Franceinfo reviews the day’s events on Tuesday 10th May.

44 bodies found in the rubble of a building to the east

The bodies of 44 civilians were found in the rubble of a building destroyed in March in Izium, a Russian-held town in eastern Ukraine’s Kharkiv region. The bodies were found by Russia “in the rubble of a five-story building that was destroyed in the first decade of March,” the governor of the Kharkiv region told Telegram.

He did not specify under what conditions and by whom the bodies were collected, since the city of Izium and its surroundings were occupied by Russian troops, who took the city on April 1 after several weeks of fierce fighting.

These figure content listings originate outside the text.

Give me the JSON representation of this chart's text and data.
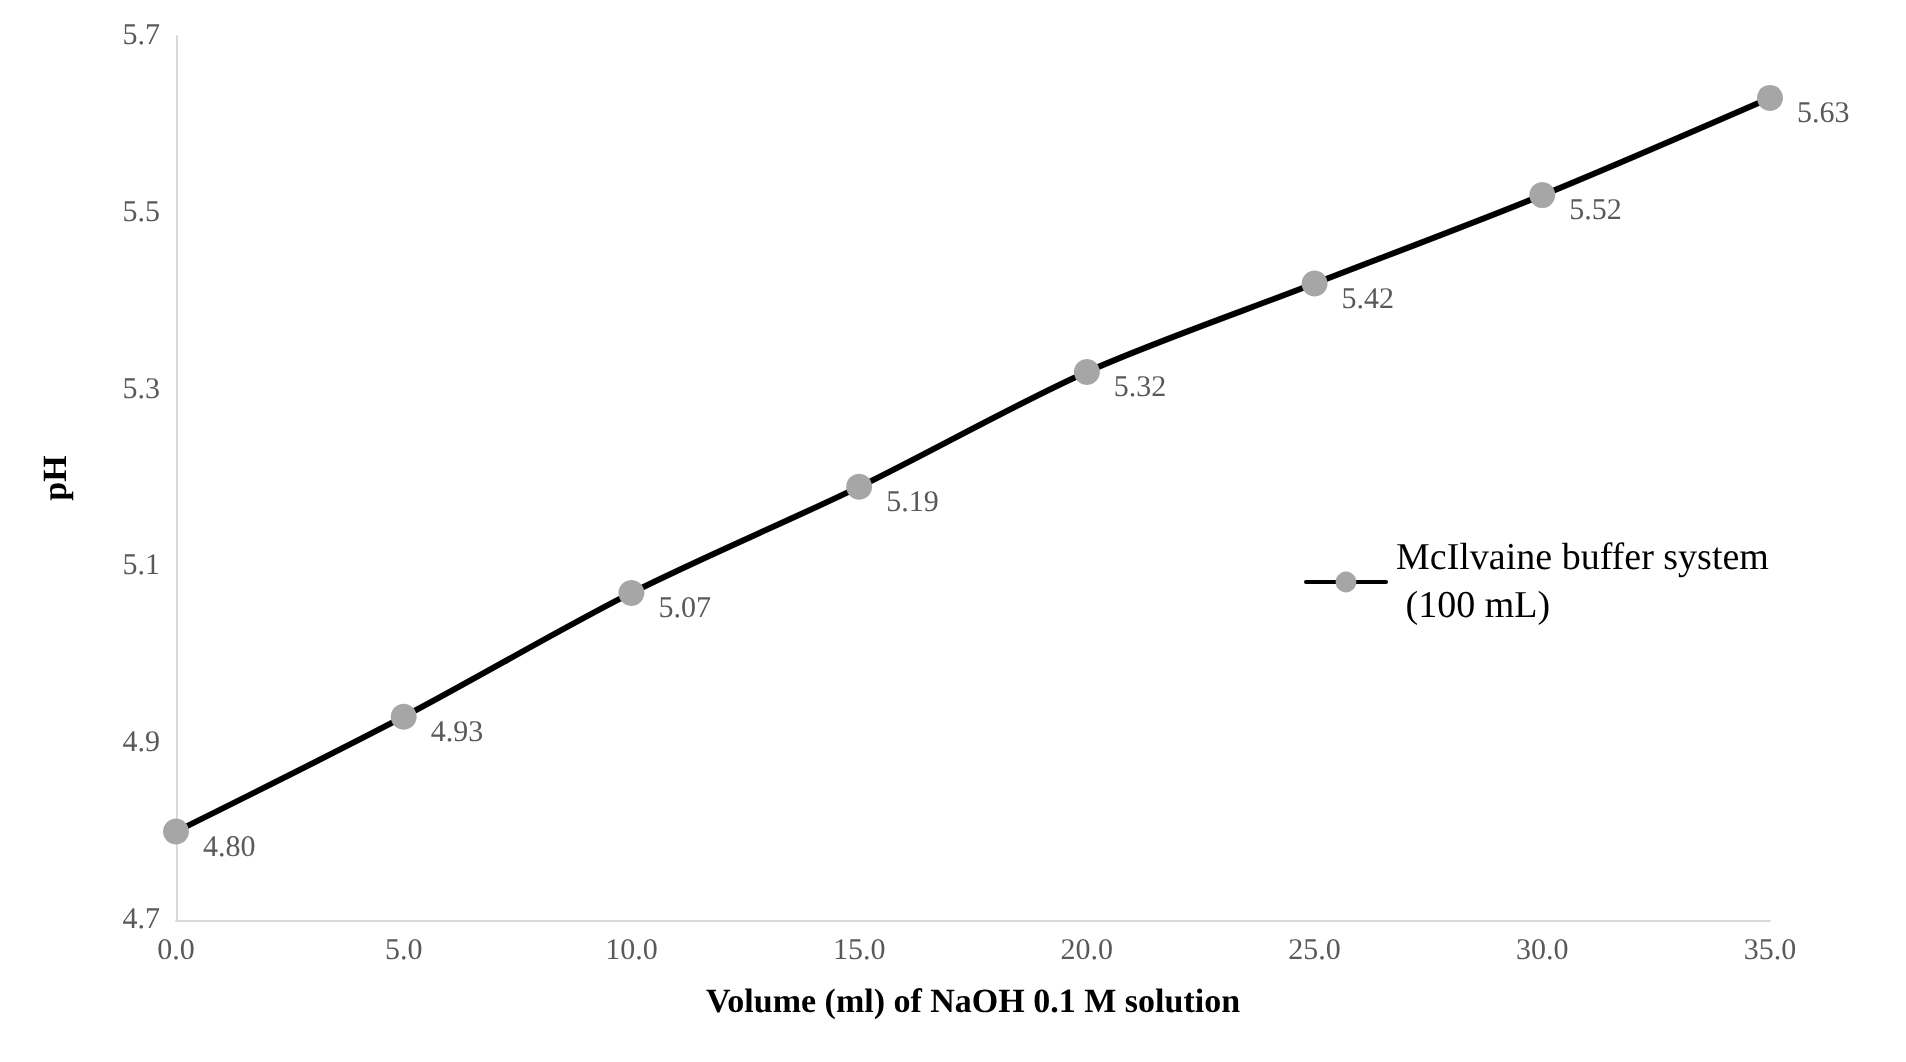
{
  "chart_data": {
    "type": "line",
    "xlabel": "Volume (ml) of NaOH 0.1 M solution",
    "ylabel": "pH",
    "x": [
      0,
      5,
      10,
      15,
      20,
      25,
      30,
      35
    ],
    "series": [
      {
        "name": "McIlvaine buffer system (100 mL)",
        "color": "#000000",
        "colors": [
          "#a6a6a6",
          "#a6a6a6",
          "#a6a6a6",
          "#a6a6a6",
          "#a6a6a6",
          "#a6a6a6",
          "#a6a6a6",
          "#a6a6a6"
        ],
        "values": [
          4.8,
          4.93,
          5.07,
          5.19,
          5.32,
          5.42,
          5.52,
          5.63
        ],
        "value_labels": [
          "4.80",
          "4.93",
          "5.07",
          "5.19",
          "5.32",
          "5.42",
          "5.52",
          "5.63"
        ]
      }
    ],
    "xlim": [
      0,
      35
    ],
    "xticks": [
      {
        "value": 0,
        "label": "0.0"
      },
      {
        "value": 5,
        "label": "5.0"
      },
      {
        "value": 10,
        "label": "10.0"
      },
      {
        "value": 15,
        "label": "15.0"
      },
      {
        "value": 20,
        "label": "20.0"
      },
      {
        "value": 25,
        "label": "25.0"
      },
      {
        "value": 30,
        "label": "30.0"
      },
      {
        "value": 35,
        "label": "35.0"
      }
    ],
    "ylim": [
      4.7,
      5.7
    ],
    "yticks": [
      4.7,
      4.9,
      5.1,
      5.3,
      5.5,
      5.7
    ],
    "legend": "right",
    "marker": "circle",
    "line_style": "solid"
  }
}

For its part, the prosecutor’s office of the Kharkiv region announced that it had opened an investigation into “violation of the laws and customs of war and premeditated murder” and stated that 14 bodies had been identified.

More than a thousand soldiers are still surrounded in the Azovstal Steelworks

In Mariupol, a martyr city in the south-east of the country, “more than a thousand” Ukrainian soldiers, including “hundreds of wounded”, are still in the Azovstal steel plant besieged by Russian troops, said Ukrainian Deputy Prime Minister Iryna Vereshchuk. “There are serious injuries that need to be evacuated urgently,” she said.

The civilians hiding with the combatants were evacuated last week with UN assistance.

Residents of Kyiv mostly returned

Nearly two-thirds of Kyiv’s 3.5 million residents have returned to the Ukrainian capital, which left most of its residents at the start of the Russian invasion on February 24, Mayor Vitali Klitschko announced. Even if there is still a curfew, roadblocks, “if these restrictions don’t deter you, you can actually come back,” added the city councilor, who has so far called on citizens to be patient.

Visits by executives to the capital and its suburbs will also continue. The head of German diplomacy Annalena Baerbock and her Dutch counterpart Wopke Hoekstra were in Ukraine on Tuesday, notably visiting towns on the outskirts of Kyiv, where Ukrainians accuse the Russians of massacring civilians during their occupation of that region in March.

Washington fears a Russian offensive in Transnistria

According to April Haines, head of the American intelligence service, Vladimir Putin does not want to limit his will to occupy the Donbass region of Ukraine alone, but wants to take the conflict to Transnistria, a region of Moldova that split off in 1990.

The Russian president, who is banking on weakening Western support for Ukraine, is preparing for a long conflict for which he is “likely” to impose martial law in Russia, Avril Haines told Congress. “We continue to believe that President Putin will only authorize the use of nuclear weapons if he sees an existential threat to the Russian state or regime,” she added.

A human toll is still not detectable

There is no overall assessment of the civilian casualties of the conflict. A few weeks ago, the Ukrainian authorities spoke of 2,000 deaths in Mariupol alone. And Ukrainian investigators claim to have identified “more than 8,000 cases” of alleged war crimes.

At the military level, Ukraine’s Defense Ministry estimates Russian losses at more than 25,000 men, 199 aircraft and 1,130 tanks since the invasion began on February 24. The Kremlin admitted “significant losses”.